Las miradas de ambos se encontraron: él vió en sus ojos una llama leal como un rayo de sol, y se dejó vencer por la confianza.

—Mi gente me espera, porque quiere vengar la derrota. ¿Será discreta? Me dicen que en Santa Fe nuestros amigos están libres, porque no ha habido pruebas contra ellos, y aunque se les vigila no tardarán en alzarse de nuevo contra el gobierno. Y yo, usted lo comprende, tengo que acompañarles...
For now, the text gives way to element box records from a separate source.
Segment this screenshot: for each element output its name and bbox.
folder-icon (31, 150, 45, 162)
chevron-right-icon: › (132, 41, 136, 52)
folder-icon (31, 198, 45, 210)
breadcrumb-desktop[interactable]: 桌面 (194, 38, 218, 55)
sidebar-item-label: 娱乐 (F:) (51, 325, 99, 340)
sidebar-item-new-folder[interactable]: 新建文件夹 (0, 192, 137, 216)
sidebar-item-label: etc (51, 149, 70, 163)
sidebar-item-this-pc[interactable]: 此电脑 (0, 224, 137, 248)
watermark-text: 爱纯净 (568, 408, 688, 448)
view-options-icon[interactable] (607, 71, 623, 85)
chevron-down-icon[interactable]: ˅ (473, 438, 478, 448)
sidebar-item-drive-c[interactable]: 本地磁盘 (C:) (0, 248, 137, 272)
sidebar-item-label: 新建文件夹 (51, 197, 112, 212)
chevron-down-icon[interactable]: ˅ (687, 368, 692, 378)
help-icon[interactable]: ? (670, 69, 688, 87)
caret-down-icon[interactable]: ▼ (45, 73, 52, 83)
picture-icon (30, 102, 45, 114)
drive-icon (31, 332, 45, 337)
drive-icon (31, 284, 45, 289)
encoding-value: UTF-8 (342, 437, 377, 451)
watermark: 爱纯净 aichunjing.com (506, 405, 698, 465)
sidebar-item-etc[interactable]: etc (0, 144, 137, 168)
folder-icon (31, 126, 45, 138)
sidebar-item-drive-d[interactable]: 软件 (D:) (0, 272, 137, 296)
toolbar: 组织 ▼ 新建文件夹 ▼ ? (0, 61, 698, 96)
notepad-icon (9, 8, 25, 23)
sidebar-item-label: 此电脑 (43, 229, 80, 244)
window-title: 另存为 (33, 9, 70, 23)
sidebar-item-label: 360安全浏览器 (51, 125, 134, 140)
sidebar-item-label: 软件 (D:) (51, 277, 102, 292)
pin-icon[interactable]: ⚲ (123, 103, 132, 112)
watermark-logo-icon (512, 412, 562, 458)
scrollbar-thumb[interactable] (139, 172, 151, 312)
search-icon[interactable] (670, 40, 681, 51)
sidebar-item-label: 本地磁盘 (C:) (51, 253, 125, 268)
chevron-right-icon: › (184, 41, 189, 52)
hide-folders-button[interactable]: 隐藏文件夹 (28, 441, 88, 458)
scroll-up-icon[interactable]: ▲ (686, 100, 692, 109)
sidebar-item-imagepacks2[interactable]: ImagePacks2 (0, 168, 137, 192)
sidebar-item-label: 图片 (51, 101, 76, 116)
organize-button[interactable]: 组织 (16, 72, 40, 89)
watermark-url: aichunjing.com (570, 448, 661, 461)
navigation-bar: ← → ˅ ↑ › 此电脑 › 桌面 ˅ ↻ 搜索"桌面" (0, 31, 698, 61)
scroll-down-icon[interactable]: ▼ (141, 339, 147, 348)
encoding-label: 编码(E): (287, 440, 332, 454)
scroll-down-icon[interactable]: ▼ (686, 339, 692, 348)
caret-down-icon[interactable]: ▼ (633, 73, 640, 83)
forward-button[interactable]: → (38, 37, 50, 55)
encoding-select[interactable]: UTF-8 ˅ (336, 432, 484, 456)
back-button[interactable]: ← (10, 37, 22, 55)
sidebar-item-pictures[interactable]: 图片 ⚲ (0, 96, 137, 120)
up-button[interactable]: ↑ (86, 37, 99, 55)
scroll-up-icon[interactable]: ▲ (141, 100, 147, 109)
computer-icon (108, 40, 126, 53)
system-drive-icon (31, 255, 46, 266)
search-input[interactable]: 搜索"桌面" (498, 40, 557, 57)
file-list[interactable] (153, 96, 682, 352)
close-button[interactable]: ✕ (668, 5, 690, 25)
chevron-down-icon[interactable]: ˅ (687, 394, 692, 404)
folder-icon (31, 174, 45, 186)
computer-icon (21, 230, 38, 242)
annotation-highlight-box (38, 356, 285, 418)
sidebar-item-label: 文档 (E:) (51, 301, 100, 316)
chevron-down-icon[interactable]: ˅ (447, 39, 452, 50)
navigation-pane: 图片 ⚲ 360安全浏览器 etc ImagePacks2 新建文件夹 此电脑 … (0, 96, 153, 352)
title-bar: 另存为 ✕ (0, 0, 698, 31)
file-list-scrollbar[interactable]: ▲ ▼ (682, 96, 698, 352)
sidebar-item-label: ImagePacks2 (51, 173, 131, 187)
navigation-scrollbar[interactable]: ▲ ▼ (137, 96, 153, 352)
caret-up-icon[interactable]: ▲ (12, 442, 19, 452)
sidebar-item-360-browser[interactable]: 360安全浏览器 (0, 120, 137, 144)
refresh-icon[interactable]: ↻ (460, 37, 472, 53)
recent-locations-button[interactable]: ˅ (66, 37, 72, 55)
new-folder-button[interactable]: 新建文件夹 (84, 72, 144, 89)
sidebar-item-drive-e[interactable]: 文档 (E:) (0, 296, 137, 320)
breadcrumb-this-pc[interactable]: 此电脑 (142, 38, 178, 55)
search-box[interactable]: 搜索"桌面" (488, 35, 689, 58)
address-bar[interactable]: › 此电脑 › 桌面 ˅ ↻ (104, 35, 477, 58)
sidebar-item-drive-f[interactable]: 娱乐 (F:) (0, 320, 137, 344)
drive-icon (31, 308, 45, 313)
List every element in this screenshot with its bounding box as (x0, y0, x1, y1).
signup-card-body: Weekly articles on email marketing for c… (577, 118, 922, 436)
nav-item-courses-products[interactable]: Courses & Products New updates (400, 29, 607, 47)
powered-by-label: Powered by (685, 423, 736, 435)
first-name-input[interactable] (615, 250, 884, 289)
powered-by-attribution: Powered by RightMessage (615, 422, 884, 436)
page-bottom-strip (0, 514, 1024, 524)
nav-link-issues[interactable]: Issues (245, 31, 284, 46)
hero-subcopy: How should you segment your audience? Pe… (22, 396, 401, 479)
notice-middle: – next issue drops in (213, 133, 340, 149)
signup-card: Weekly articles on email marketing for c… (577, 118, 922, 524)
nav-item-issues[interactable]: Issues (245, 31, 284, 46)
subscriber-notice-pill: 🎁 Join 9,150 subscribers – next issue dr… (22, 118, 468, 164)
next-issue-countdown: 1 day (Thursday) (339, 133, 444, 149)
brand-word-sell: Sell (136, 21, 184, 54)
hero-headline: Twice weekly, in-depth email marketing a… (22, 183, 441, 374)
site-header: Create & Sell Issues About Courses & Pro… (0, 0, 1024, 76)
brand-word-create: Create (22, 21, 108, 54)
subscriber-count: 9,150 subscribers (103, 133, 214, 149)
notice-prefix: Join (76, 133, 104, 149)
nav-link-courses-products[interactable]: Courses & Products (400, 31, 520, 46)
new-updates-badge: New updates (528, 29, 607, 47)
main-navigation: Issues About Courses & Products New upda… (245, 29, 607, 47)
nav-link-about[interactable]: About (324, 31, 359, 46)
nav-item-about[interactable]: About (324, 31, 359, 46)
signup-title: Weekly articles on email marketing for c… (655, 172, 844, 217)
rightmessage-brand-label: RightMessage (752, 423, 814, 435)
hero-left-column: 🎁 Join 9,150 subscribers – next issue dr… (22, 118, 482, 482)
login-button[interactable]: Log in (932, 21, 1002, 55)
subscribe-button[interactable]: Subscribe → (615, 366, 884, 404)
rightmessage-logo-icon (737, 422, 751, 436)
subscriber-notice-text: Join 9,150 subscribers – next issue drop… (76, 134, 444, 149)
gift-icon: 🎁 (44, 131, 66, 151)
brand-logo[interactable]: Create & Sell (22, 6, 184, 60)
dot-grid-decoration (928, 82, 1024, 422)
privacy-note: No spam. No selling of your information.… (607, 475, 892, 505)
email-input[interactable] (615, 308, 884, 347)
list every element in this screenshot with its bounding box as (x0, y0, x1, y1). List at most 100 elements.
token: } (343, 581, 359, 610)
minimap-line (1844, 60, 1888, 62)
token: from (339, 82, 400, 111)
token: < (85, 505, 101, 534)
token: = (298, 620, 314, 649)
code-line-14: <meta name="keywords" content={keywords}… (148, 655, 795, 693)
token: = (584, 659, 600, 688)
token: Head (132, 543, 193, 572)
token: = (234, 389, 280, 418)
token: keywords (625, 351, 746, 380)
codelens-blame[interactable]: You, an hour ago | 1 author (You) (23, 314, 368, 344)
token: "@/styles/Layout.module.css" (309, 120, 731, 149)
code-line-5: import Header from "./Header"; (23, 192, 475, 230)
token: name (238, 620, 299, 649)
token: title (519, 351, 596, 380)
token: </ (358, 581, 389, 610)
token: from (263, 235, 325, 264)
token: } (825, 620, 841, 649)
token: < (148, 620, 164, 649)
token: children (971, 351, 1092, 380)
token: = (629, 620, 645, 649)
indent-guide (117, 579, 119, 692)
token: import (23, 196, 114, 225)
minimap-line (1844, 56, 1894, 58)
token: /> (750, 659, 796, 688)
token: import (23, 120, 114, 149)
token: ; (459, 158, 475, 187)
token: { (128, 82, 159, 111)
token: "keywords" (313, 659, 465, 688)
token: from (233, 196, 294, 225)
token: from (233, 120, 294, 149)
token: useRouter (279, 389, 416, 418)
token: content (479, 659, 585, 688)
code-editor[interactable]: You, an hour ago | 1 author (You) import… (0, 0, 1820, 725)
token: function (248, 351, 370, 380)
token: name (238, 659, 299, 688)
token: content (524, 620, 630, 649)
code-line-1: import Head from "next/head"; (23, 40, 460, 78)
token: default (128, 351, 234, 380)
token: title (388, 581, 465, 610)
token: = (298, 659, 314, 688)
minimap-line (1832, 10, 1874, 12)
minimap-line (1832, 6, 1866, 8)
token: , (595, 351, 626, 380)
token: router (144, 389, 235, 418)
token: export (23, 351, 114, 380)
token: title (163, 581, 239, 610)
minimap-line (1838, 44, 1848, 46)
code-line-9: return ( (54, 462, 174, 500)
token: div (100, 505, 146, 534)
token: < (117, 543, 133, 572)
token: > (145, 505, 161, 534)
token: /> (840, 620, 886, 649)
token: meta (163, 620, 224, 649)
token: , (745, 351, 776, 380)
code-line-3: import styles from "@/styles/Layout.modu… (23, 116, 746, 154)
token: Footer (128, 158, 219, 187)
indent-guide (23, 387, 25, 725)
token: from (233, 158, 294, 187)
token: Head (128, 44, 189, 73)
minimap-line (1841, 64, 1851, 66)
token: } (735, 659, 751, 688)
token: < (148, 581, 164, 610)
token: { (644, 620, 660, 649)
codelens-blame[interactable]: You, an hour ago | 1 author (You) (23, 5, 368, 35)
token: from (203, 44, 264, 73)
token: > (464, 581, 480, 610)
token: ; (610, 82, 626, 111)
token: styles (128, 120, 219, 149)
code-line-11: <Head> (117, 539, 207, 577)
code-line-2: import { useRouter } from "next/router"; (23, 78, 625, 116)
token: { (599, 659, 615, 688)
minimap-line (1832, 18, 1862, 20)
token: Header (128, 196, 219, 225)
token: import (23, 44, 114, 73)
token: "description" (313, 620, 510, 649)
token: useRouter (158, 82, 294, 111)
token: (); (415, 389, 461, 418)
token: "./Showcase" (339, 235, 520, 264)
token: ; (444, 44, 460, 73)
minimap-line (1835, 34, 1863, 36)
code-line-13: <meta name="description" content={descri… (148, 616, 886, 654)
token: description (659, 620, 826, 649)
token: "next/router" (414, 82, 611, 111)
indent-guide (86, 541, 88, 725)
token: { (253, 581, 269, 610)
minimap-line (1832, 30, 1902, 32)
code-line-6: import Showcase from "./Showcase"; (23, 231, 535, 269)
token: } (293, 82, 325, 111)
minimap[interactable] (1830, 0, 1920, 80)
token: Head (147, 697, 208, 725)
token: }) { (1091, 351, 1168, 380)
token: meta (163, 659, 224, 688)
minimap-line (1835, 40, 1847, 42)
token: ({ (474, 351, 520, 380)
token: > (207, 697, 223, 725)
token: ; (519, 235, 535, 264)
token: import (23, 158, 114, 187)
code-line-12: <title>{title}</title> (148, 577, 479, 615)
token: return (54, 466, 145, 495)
Dejó de hablar porque en el rostro de ella, animado un momento por aquella confidencia, que era una prueba de amor, se pintó una gran tristeza.

—¿Qué le pasa, Gabriela?

Habían llegado a la orilla del pajonal, y ella castigó su caballo que partió al galope, seguido por el de Insúa.

—¡Nada! no me pasa nada—respondió sin mirarlo.—Usted no tiene otro pensamiento que la revolución. ¿No sabe el daño que me hace? ¿Piensa alguna vez en los muertos?

Como una puñalada sintió Insúa aquella respuesta.

¿Así, pues, ella sabía lo que sabría la madre? Y aquel secreto que le roía el alma, prohibiéndole dejarse mecer por las ilusiones que nacían, ¿no era ya un secreto?

¿Qué iba a hacer? ¿Por qué ella lo había dejado acercarse, envolviéndole en su gracia que lo embriagó como un vino jamás gustado?